What’s the point of gender identity?

Fifteen years ago I needed a pistol on the farm — we had rabid raccoons, out in the daylight. A neighbor got bitten. So I went to Terni’s Store in Millerton, and Phil told me I needed a pistol permit. 

I went off to Poughkeepsie and filled in the forms at the police station. The officer there took my fingerprints and reviewed my responses, “What are you, a smart aleck? Under race you put ‘human’; you’re Caucasian.”

I responded, “Actually, no one in my family is from the Caucuses, so I doubt that. If you are trying to have physical identification, I can’t say white either because I have Italian skin, slightly olive if anything.”

“Yep, you’re a smart aleck.”

I insisted I wasn’t. I understood the police need for identification. If I sit out in the sun all summer, my skin goes a light chocolate. Then how’s that helping with ID? 

In the end he saw my point. If their form had asked for identifying skin or facial features, then that’s fine. But race? What for? 

It doesn’t really work anyway. Now, if they want a DNA test to see what my race is, OK, fine. But a wild guess that has no identifying meaning?

This whole discussion of gender identity for everyday life is much the same. Seeing Mary Martin as Peter Pan — does it matter if she’s male or female? 

Come to think on it, since all schools and parents teach their kids to evaluate people based on who they are, not how much money they have, not on how attractive they are, or how cool – does it really fit into that teaching experience to start with: “Make sure if you’re talking to a female or male?”


Now, whoever you’re attracted to, that does make a difference. But everyone else? Does their gender really influence how you think of that person? And if it does, what does that say about your bias? 

If I asked you if you think of a female or male employee or coworker differently because of their gender, isn’t your thinking anachronistic and outdated? 

People are people.

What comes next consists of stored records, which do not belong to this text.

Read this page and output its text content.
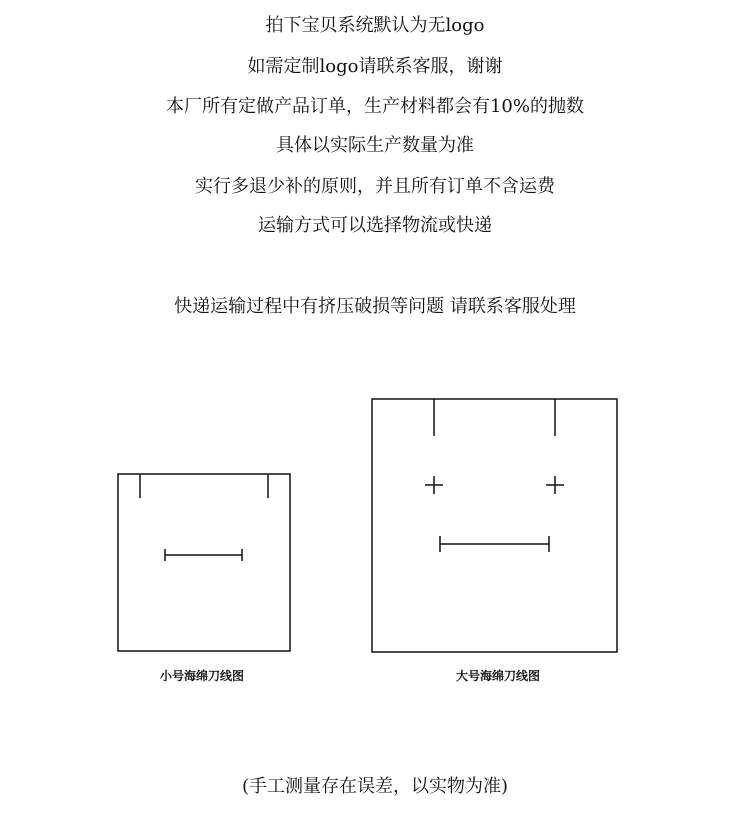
拍下宝贝系统默认为无logo
如需定制logo请联系客服，谢谢
本厂所有定做产品订单，生产材料都会有10%的抛数
具体以实际生产数量为准
实行多退少补的原则，并且所有订单不含运费
运输方式可以选择物流或快递
快递运输过程中有挤压破损等问题 请联系客服处理
小号海绵刀线图	大号海绵刀线图
(手工测量存在误差，以实物为准)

Unless you are thinking about dating them, or courting them, or marrying them — really, don’t you think you need to deal with your bias instead of evaluating their gender as a means to form your opinion?

And there’s another issue here which will, I predict in years to come, be called upon: Hormone levels measurement. Just how much male are you, and how much female? 

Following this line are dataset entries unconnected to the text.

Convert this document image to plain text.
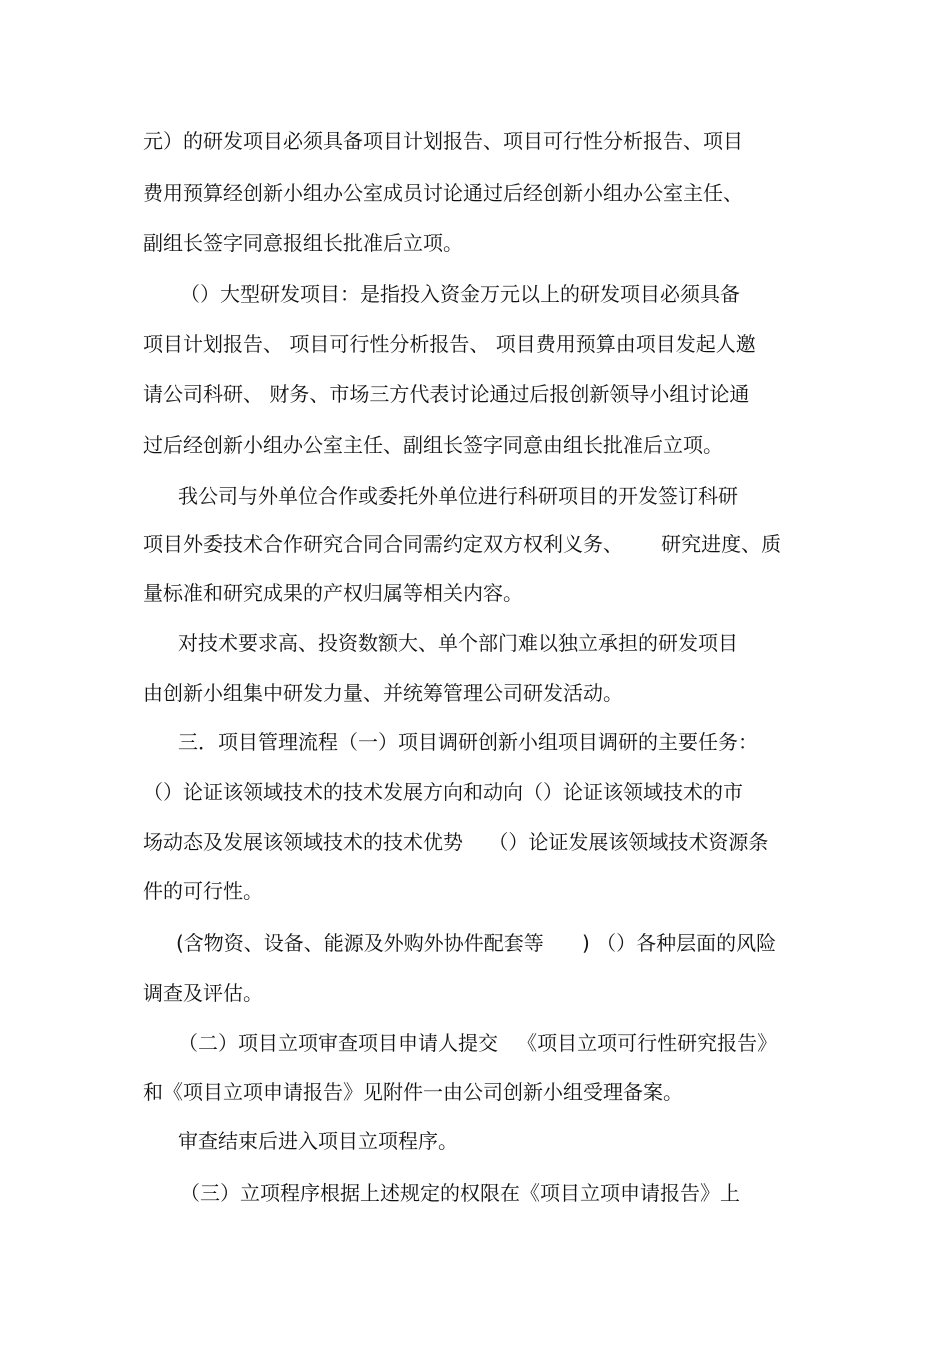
元）的研发项目必须具备项目计划报告、项目可行性分析报告、项目

费用预算经创新小组办公室成员讨论通过后经创新小组办公室主任、

副组长签字同意报组长批准后立项。

（）大型研发项目：是指投入资金万元以上的研发项目必须具备

项目计划报告、 项目可行性分析报告、 项目费用预算由项目发起人邀

请公司科研、 财务、市场三方代表讨论通过后报创新领导小组讨论通

过后经创新小组办公室主任、副组长签字同意由组长批准后立项。

我公司与外单位合作或委托外单位进行科研项目的开发签订科研

项目外委技术合作研究合同合同需约定双方权利义务、      研究进度、质

量标准和研究成果的产权归属等相关内容。

对技术要求高、投资数额大、单个部门难以独立承担的研发项目

由创新小组集中研发力量、并统筹管理公司研发活动。

三．项目管理流程（一）项目调研创新小组项目调研的主要任务：

（）论证该领域技术的技术发展方向和动向（）论证该领域技术的市

场动态及发展该领域技术的技术优势    （）论证发展该领域技术资源条

件的可行性。

(含物资、设备、能源及外购外协件配套等      ) （）各种层面的风险

调查及评估。

（二）项目立项审查项目申请人提交   《项目立项可行性研究报告》

和《项目立项申请报告》见附件一由公司创新小组受理备案。

审查结束后进入项目立项程序。

（三）立项程序根据上述规定的权限在《项目立项申请报告》上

A hormone test could show you’re female but have elevated male hormones, making you 75% female. Does that mean you’re not fully female? Yeah, right, try getting that accepted as a means to classification on a police form or for military service. 

The Israeli army has this right for women. You’re a soldier, period. Nowhere on your service record does your gender mean a damn thing.

Okay, I’ll admit, I’m old, and this has taken a long time to evolve in me. As sexual animals, humans do tend to evaluate those we meet either as potential mates or adversaries. That’s in the DNA. 

What I am asking here, and it’s really a simple issue: What’s the purpose of gender identity beyond sexual attraction (or police identification)? 

And as for the bathroom issue, I have an equally simple solution: Build better bathrooms with cubicle doors and stop needing two water systems, two types of toilet facilities. The outcome for men? Probably less mess (the shame might make them careful).


Peter Riva, a former resident of Amenia Union, now lives in New Mexico.